Саймон обнаружил, что ненавидеть легче не думая. Когда лица врагов были только бледными пятнами в шлемах, а их разинутые рты — страшными черными дырами, не трудно было молотить мечом, стараясь отделить от тел вопящие головы и колющие руки, пытаясь скорее умертвить ненавистную тварь. Он также понял, что если не бояться умереть — а сейчас он не боялся, ему казалось, что весь страх сгорел в пожаре ненависти — уцелеть тоже легче. Люди, которых он атаковал, обученные солдаты, возможно, ветераны нескольких сражений, казалось, пугались прямых нападений Саймона. Он бил и бил, и каждый новый удар был не слабее, а сильнее предыдущего. Когда они поднимали свое оружие, чтобы защититься, он ударял по запястьям и кистям рук. Если они откидывались назад, пытаясь обманом вывести его из равновесия, он направлял Домой им в бок, выбивая из седла, как когда-то Рубен Медведь бил по раскаленному металлу в кузницах Хейхолта. Саймон обнаружил, что рано или поздно в их глазах появлялся испуг и они отступали, но Саймон продолжал рубить, колоть и бить до тех пор, пока противники не убегали или не падали.

Кровь лилась повсюду, кровавый туман стоял в воздухе. Лошади падали в конвульсиях и отчаянно били копытами. Битва грохотала так, что шум ее практически не был слышен. Пробиваясь через кровавую бойню, Саймон чувствовал, что руки его становятся железными, жесткими, как клинок, который он держал в руке; теперь у него была не лошадь, а четыре сильных ноги, которые несли его туда, куда ему хотелось попасть. Он был весь в крови, частично в собственной, но не чувствовал ничего, кроме огня ненависти в груди и судорожной потребности убивать тварей, пришедших отнять у него его новый дом и убить его друзей.

Саймон не знал этого, но лицо его под шлемом было мокрым от слез.

Казалась, что отдернули занавеску, впуская свет в темную комнату животной ярости Саймона. Он остановился близко к середине озера, и кто-то звал его по имени.

— Саймон! — Голос был очень высоким, но странным. Несколько мгновений юноша не мог понять, где находится, и тогда голос позвал снова: — Саймон!

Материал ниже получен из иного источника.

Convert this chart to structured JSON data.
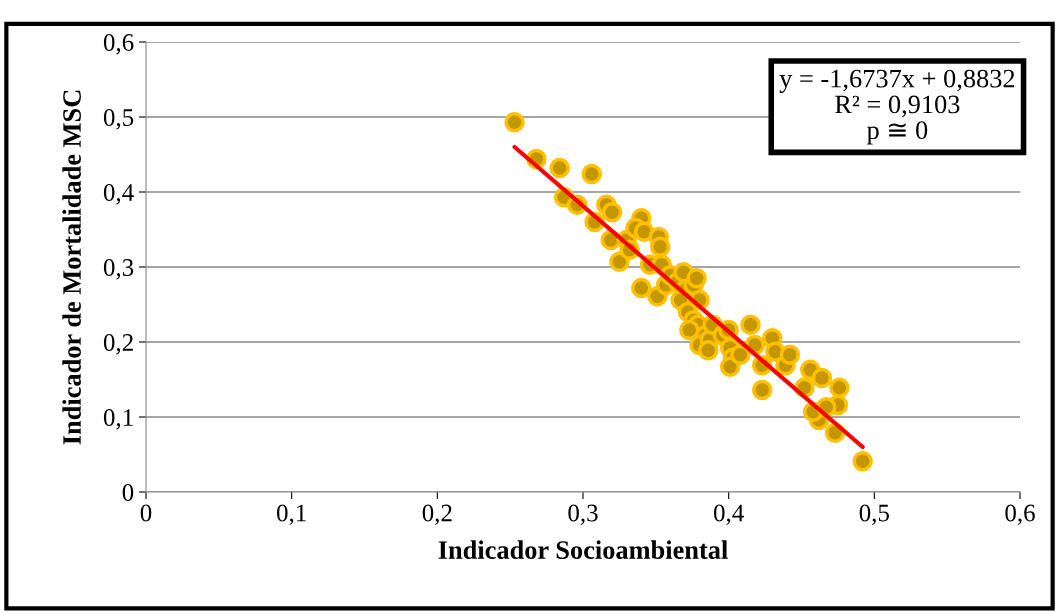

Он посмотрел вниз, думая, что обладатель голоса стоит там, но пехотинец, съежившийся на льду, уже никого позвать не мог. Оцепенение Саймона немного рассеялось. Лежавший был одет в зеленую форму эркингарда. Саймон отвернулся, не желая смотреть на его дряблое лицо.

— Саймон, иди! — это была Ситки, сопровождаемая двумя верховыми троллями. Поворачивая Домой, чтобы встретить их, Саймон не мог не заглянуть в желтые глаза Верховых баранов. Что они думают обо всем этом? Что вообще животные могут думать о таком ужасе?

— Ситки? — Он моргнул. — Что?..

— Иди, иди быстро. — Она показала копьем куда-то в сторону баррикад. Битва кипела повсюду, и хотя Саймон вглядывался изо всех сил, он понимал, что нужно было зрение Ярнауги, чтобы различить что-нибудь в этом хаосе.

— Что там?

— Помоги другу! Твоему крухоку! Иди!

Саймон ударил каблуками по ребрам Домой и, когда тролли аккуратно развернули своих баранов, последовал за ними. Домой несколько раз споткнулась, пробираясь вслед за троллями по скользкой поверхности озера. Саймон видел, что лошадь устала, ужасно устала. Он должен был остановиться и дать ей воды, а потом спать… спать… В голове у него стучало, а правая рука чувствовала себя так, будто по ней колотили дубинами.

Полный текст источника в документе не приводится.